Penalties: Failure to file or consistent late filing may trigger penalties. Size of penalties is decided based on severity of violations.
Rulings: Written clarification on tax matters can be received from the State Revenue Service.
Taxation of individuals
Rate | |
---|---|
Income up to 105,300 euros | 25.5% |
Income between 105,300 and 200,000 euros | 33% |
Income over 200,000 euros (covers all income, including capital gains) | 36% |
Capital gains | 25.5% |
Residence: Individuals are considered resident if they have a declared place of abode in Latvia or they are physically located in Latvia for 183 days or more within a 12-month period. Non-residents receiving income in Latvia will also be subject to personal income tax.
Basis: Resident individuals are taxed on their worldwide income, except dividends from Latvian companies, which are tax exempt. Non-residents are taxed on Latvian employment income, other income sources and profits attributable to Latvian real estate.
Taxable income: All income derived from compensation for work performed and income from capital (real estate and other assets) are subject to personal income tax.
Capital gains: Capital gains – both income from assets and realization of gains from the sale of assets are subject to 25.5% personal income tax.
Deductions and allowances: Non-taxable minimum salary of EUR 510. Various expenses may be deducted in computing taxable income, including social insurance payments, life insurance premiums, contributions to private pension funds, study and health expenses. Personal allowances are granted to taxpayers for dependent children.
Foreign tax relief: Taxable income is reduced by foreign dividends or capital gains which were received after deduction of income tax in respective jurisdiction if resident controls at least 25% in entity which is source of income.
Taxation of individuals: compliance
Tax year: The tax year is the calendar year, but in most cases tax is payable monthly (deducted from salary etc).
Filing and payment: Tax on employment income is withheld by the employer. Tax on other sources of income in general is withheld by the legal entity which makes the payment. Self-assessment is required for income where tax has not been withheld. Tax filing dates are around the 20th of the following month. The self-assessment tax return is due between 1 March and 1 June of the following year, but individuals paying income tax at the 31% rate may file between 1 April and 1 July.

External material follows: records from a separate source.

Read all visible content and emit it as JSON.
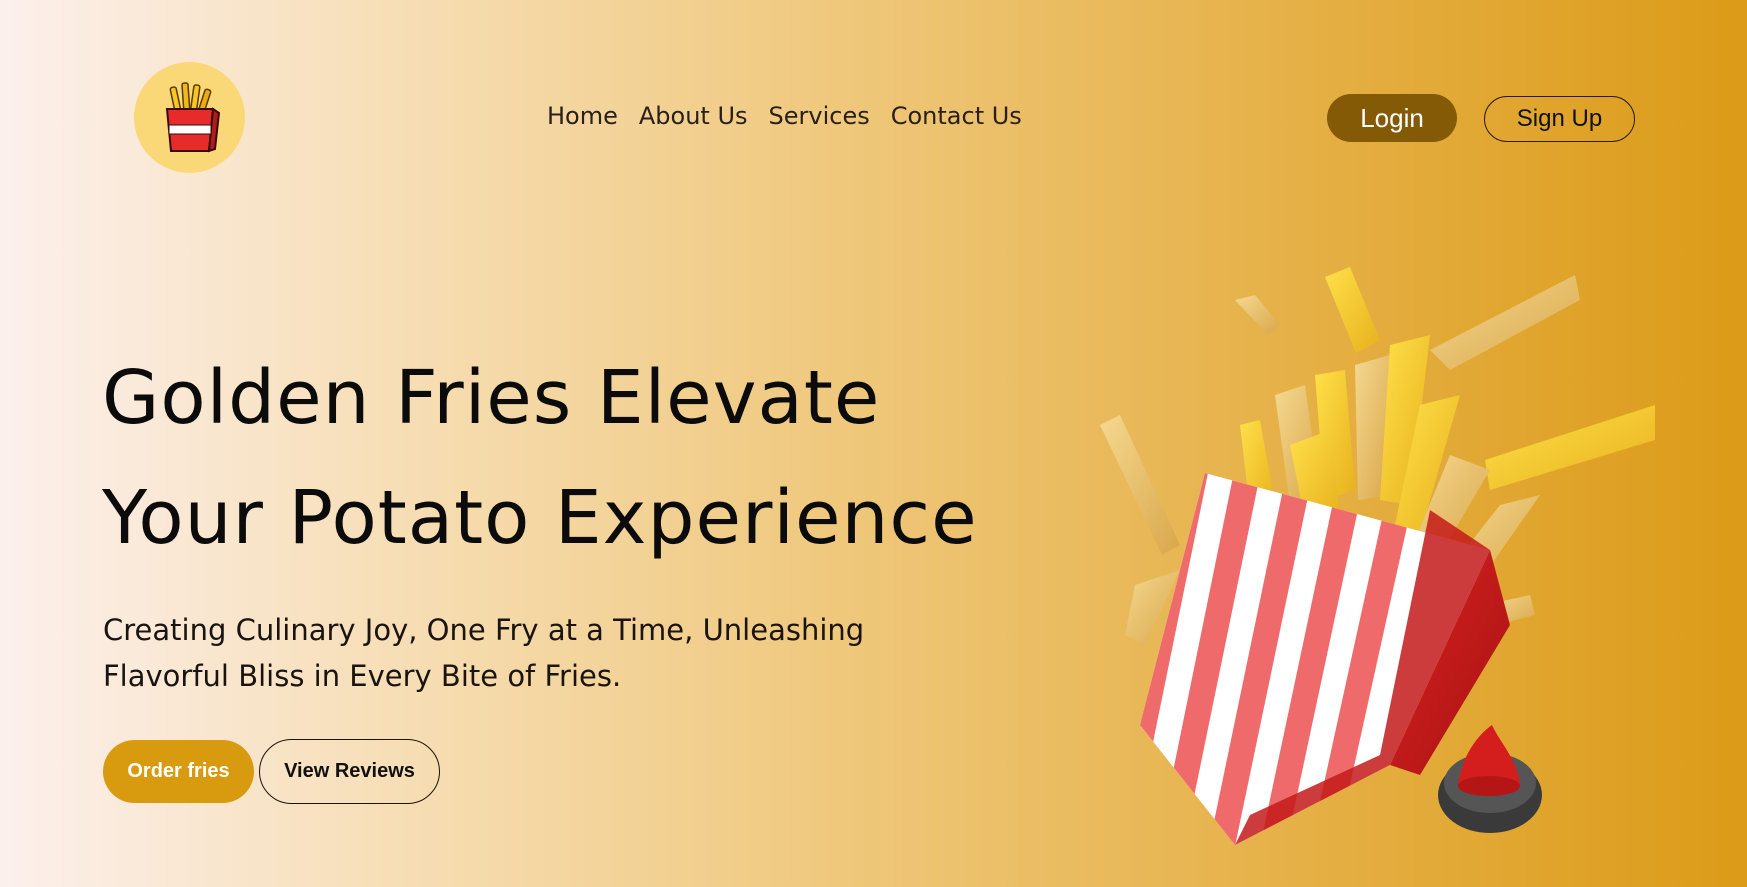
{
  "header": {
    "logo_icon": "fries-box-icon",
    "nav": [
      {
        "label": "Home"
      },
      {
        "label": "About Us"
      },
      {
        "label": "Services"
      },
      {
        "label": "Contact Us"
      }
    ],
    "login_label": "Login",
    "signup_label": "Sign Up"
  },
  "hero": {
    "title_line1": "Golden Fries Elevate",
    "title_line2": "Your Potato Experience",
    "subtitle_line1": "Creating Culinary Joy, One Fry at a Time, Unleashing",
    "subtitle_line2": "Flavorful Bliss in Every Bite of Fries.",
    "order_label": "Order fries",
    "reviews_label": "View Reviews",
    "image_icon": "fries-cone-illustration"
  },
  "colors": {
    "accent": "#d89a0e",
    "login_bg": "#855a06",
    "logo_bg": "#fbd877"
  }
}
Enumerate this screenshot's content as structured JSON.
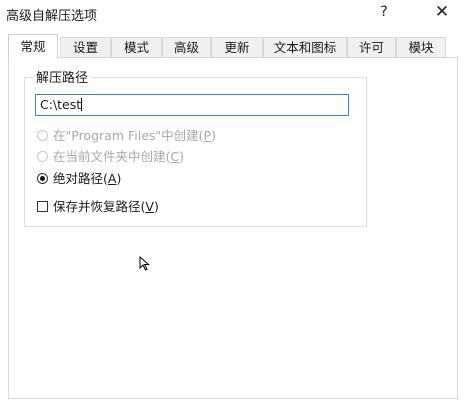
{
  "window": {
    "title": "高级自解压选项",
    "help_glyph": "?",
    "close_glyph": "✕"
  },
  "tabs": [
    {
      "label": "常规",
      "active": true
    },
    {
      "label": "设置",
      "active": false
    },
    {
      "label": "模式",
      "active": false
    },
    {
      "label": "高级",
      "active": false
    },
    {
      "label": "更新",
      "active": false
    },
    {
      "label": "文本和图标",
      "active": false
    },
    {
      "label": "许可",
      "active": false
    },
    {
      "label": "模块",
      "active": false
    }
  ],
  "extract_path": {
    "group_title": "解压路径",
    "value": "C:\\test",
    "options": [
      {
        "label": "在\"Program Files\"中创建(",
        "hotkey": "P",
        "suffix": ")",
        "checked": false,
        "enabled": false
      },
      {
        "label": "在当前文件夹中创建(",
        "hotkey": "C",
        "suffix": ")",
        "checked": false,
        "enabled": false
      },
      {
        "label": "绝对路径(",
        "hotkey": "A",
        "suffix": ")",
        "checked": true,
        "enabled": true
      }
    ],
    "save_restore": {
      "label": "保存并恢复路径(",
      "hotkey": "V",
      "suffix": ")",
      "checked": false
    }
  },
  "colors": {
    "input_border": "#3c7fd6",
    "disabled_text": "#a8a8a8"
  },
  "icons": {
    "mouse_cursor": "arrow-cursor-icon"
  }
}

Penalties: Penalties apply for late filing or failure to file.
Rulings: Written clarification on tax matters can be received from the State Revenue Service.
Withholding taxes
Type of Payment | Resident recipients | Non-residents recipients | ||
---|---|---|---|---|
Company | Individual | Company | Individual | |
Rate (%) | Rate (%) | Rate (%) | Rate (%) | |
Dividends (1) | 0% | 25.5% | 0% | 25.5% |
Interest payments | 0% | 25.5% | 0% | 25.5% |
Sale of real estate (2) | 0% | 0% | 3% | 3% |
Lease income from real estate | 0% | 0% | 5% | 0% |
Management and consulting fees | 0% | 0% | 20% | 0% |
Income from artistic or sporting performance,copyrights | 0% | 25.5% | 0% | 25.5% |
Payment for other intellectual property | 0% | 25.5% | 0% | 5% |
Payments to no / low tax countries (3) | n/a | n/a | 20%/25.5% | 20%/25.5% |
- Dividends from a Latvian entity are tax free. Tax is not withheld if there is information that dividends from a foreign entity where paid net of income tax which is equal or higher than the above rate.

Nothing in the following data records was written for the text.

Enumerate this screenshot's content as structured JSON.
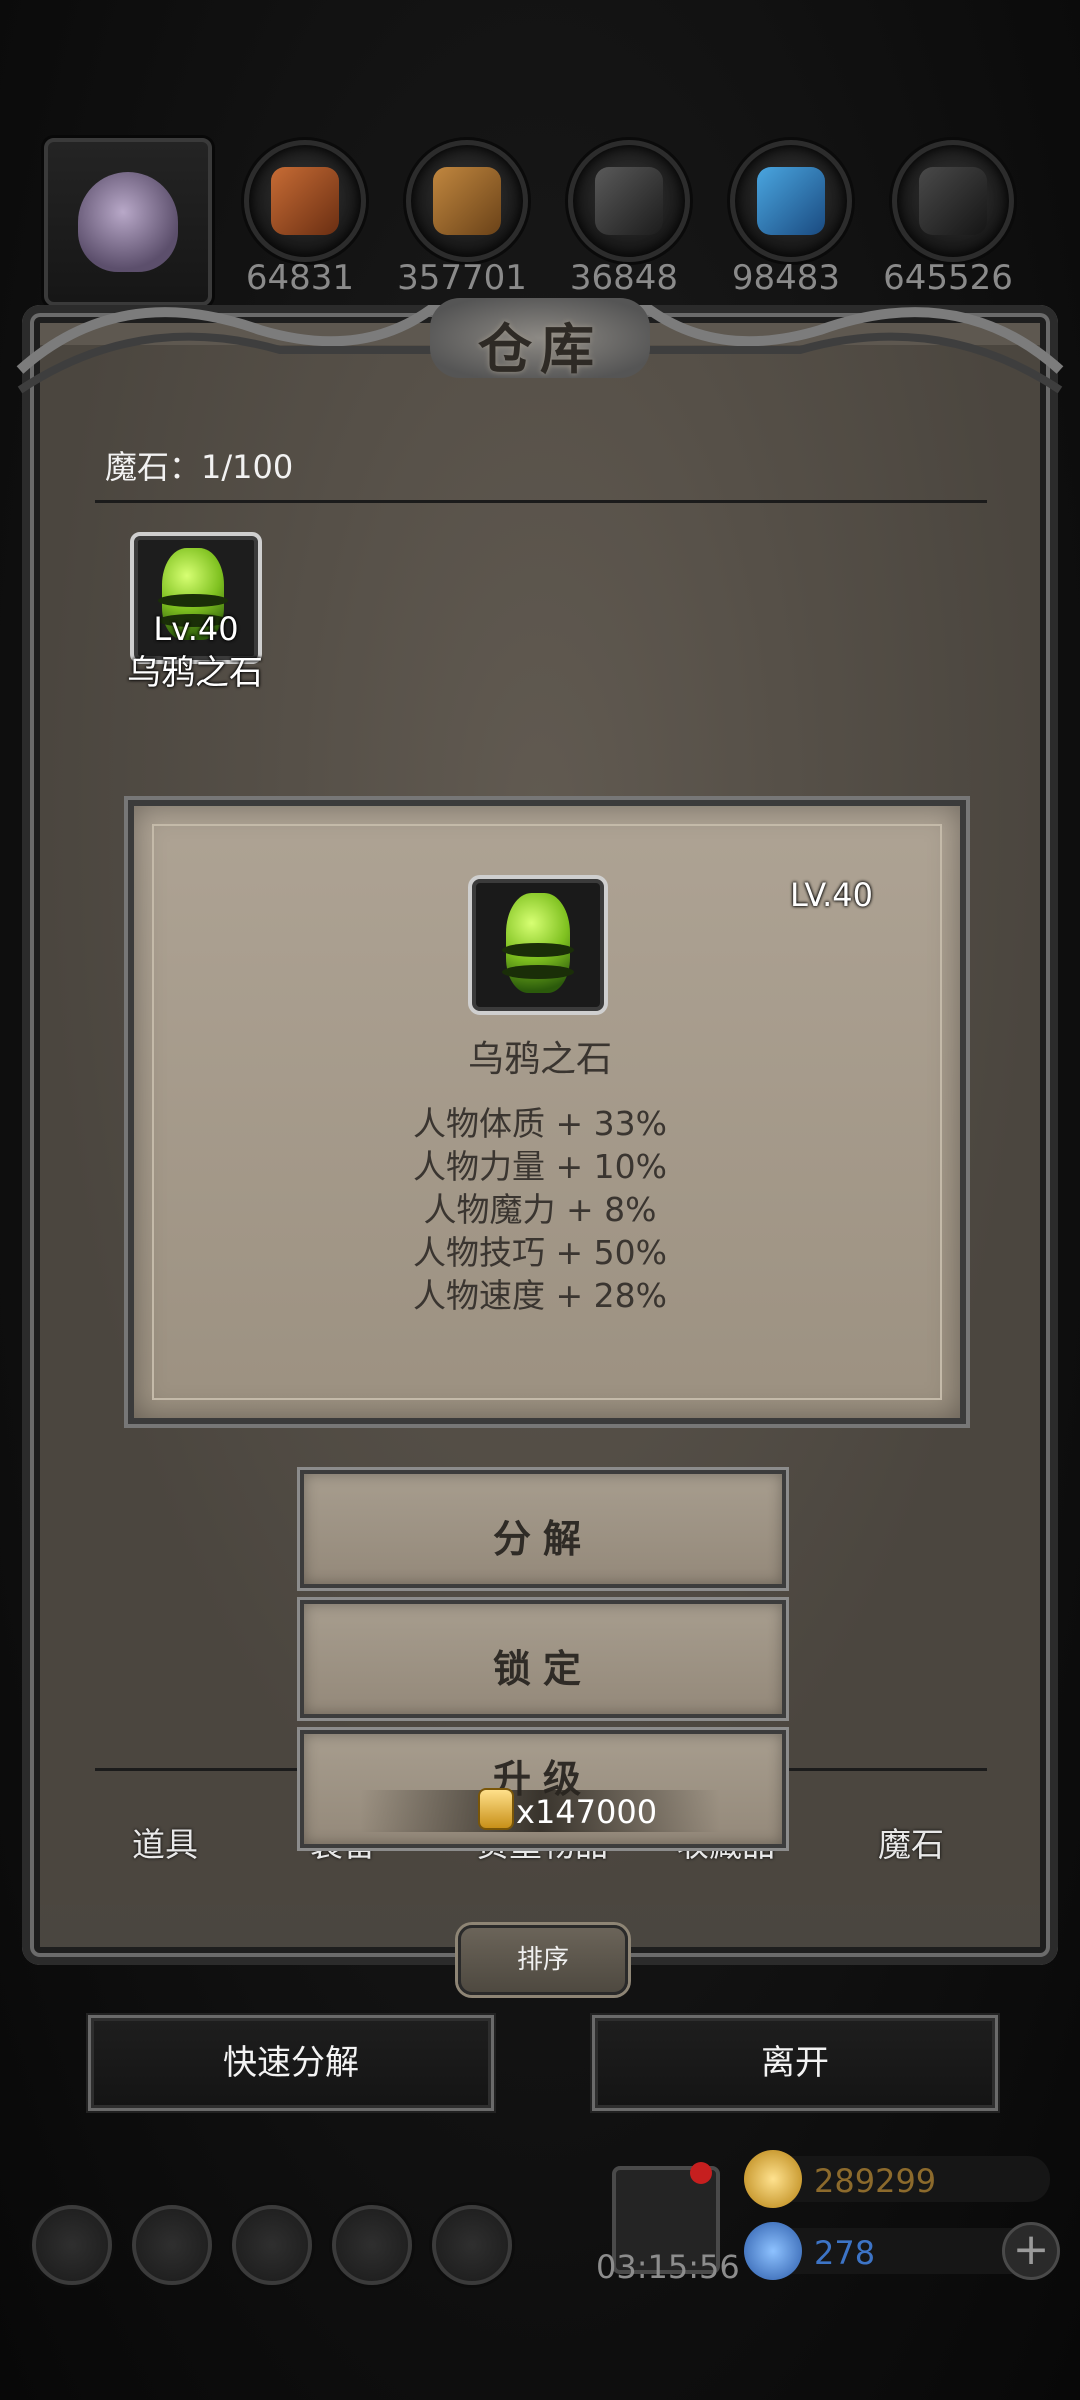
{
  "resources": {
    "values": [
      "64831",
      "357701",
      "36848",
      "98483",
      "645526"
    ]
  },
  "warehouse": {
    "title": "仓库",
    "capacity_label": "魔石：1/100"
  },
  "inventory": {
    "items": [
      {
        "level": "Lv.40",
        "name": "乌鸦之石"
      }
    ]
  },
  "detail": {
    "level": "LV.40",
    "name": "乌鸦之石",
    "stats": [
      "人物体质 + 33%",
      "人物力量 + 10%",
      "人物魔力 + 8%",
      "人物技巧 + 50%",
      "人物速度 + 28%"
    ]
  },
  "actions": {
    "decompose": "分解",
    "lock": "锁定",
    "upgrade": "升级",
    "upgrade_cost": "x147000"
  },
  "tabs": {
    "items": [
      "道具",
      "装备",
      "贵重物品",
      "收藏品",
      "魔石"
    ]
  },
  "buttons": {
    "sort": "排序",
    "quick_decompose": "快速分解",
    "leave": "离开"
  },
  "footer": {
    "timer": "03:15:56",
    "gold": "289299",
    "gems": "278"
  },
  "colors": {
    "gem_green": "#7fc120",
    "gold_text": "#8c6a2c",
    "gem_blue": "#3d74c6"
  }
}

- This includes sale of shares in legal entity where more than 50% of assets are Latvian real estate
- 20% tax rate is withheld by companies, 23% – by individuals who make the payment
Branch remittance tax: No such tax.
Anti-avoidance legislation
Transfer pricing: Non-arm’s-length transactions with related parties would be treated as deemed profit distribution. Transfer pricing documentation is required starting from 250 thousand euros of annual controlled transactions.

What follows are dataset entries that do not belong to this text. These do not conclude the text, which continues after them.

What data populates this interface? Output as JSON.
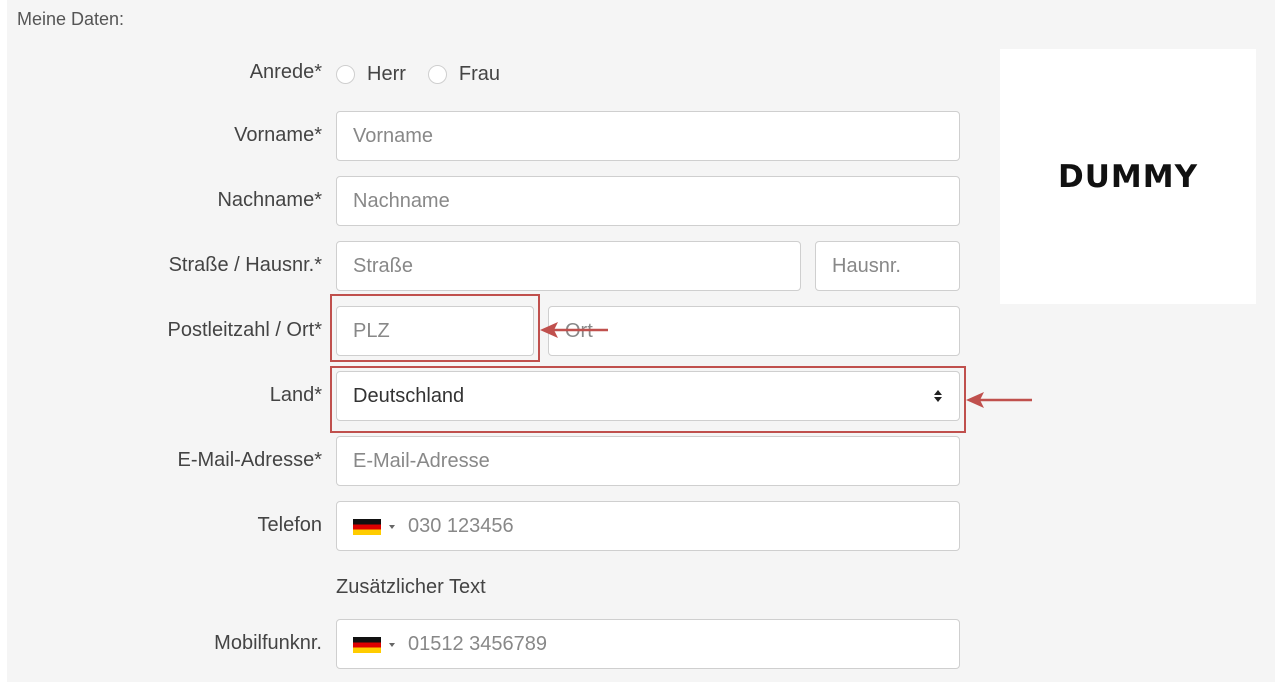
{
  "section": {
    "title": "Meine Daten:"
  },
  "form": {
    "salutation": {
      "label": "Anrede*",
      "options": [
        "Herr",
        "Frau"
      ]
    },
    "first_name": {
      "label": "Vorname*",
      "placeholder": "Vorname"
    },
    "last_name": {
      "label": "Nachname*",
      "placeholder": "Nachname"
    },
    "street": {
      "label": "Straße / Hausnr.*",
      "street_placeholder": "Straße",
      "number_placeholder": "Hausnr."
    },
    "city": {
      "label": "Postleitzahl / Ort*",
      "zip_placeholder": "PLZ",
      "city_placeholder": "Ort"
    },
    "country": {
      "label": "Land*",
      "value": "Deutschland"
    },
    "email": {
      "label": "E-Mail-Adresse*",
      "placeholder": "E-Mail-Adresse"
    },
    "phone": {
      "label": "Telefon",
      "placeholder": "030 123456",
      "flag": "de-flag"
    },
    "extra_text": "Zusätzlicher Text",
    "mobile": {
      "label": "Mobilfunknr.",
      "placeholder": "01512 3456789",
      "flag": "de-flag"
    }
  },
  "logo": {
    "text": "DUMMY"
  },
  "annotation": {
    "color": "#c0504d"
  }
}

Interest restriction: Corporate income tax will be applied on the higher of the following amounts: – interest on loans which exceed four times the amount of share capital and retained earnings – if interest exceeds 3 million euros, amount in excess of 30% of EBITDA Loans from EU regulated lending institutions and certain public entities are exempt.
Controlled foreign companies: No such regime.
Hybrid mismatches: Regulations aim to apply tax on transactions between different jurisdictions enabling reduction of taxable income or double tax credit which otherwise would not be available.
Disclosure requirements: Country-by-Country reporting for qualifying enterprises.
Exit taxes: No specific taxes outside general income tax regime.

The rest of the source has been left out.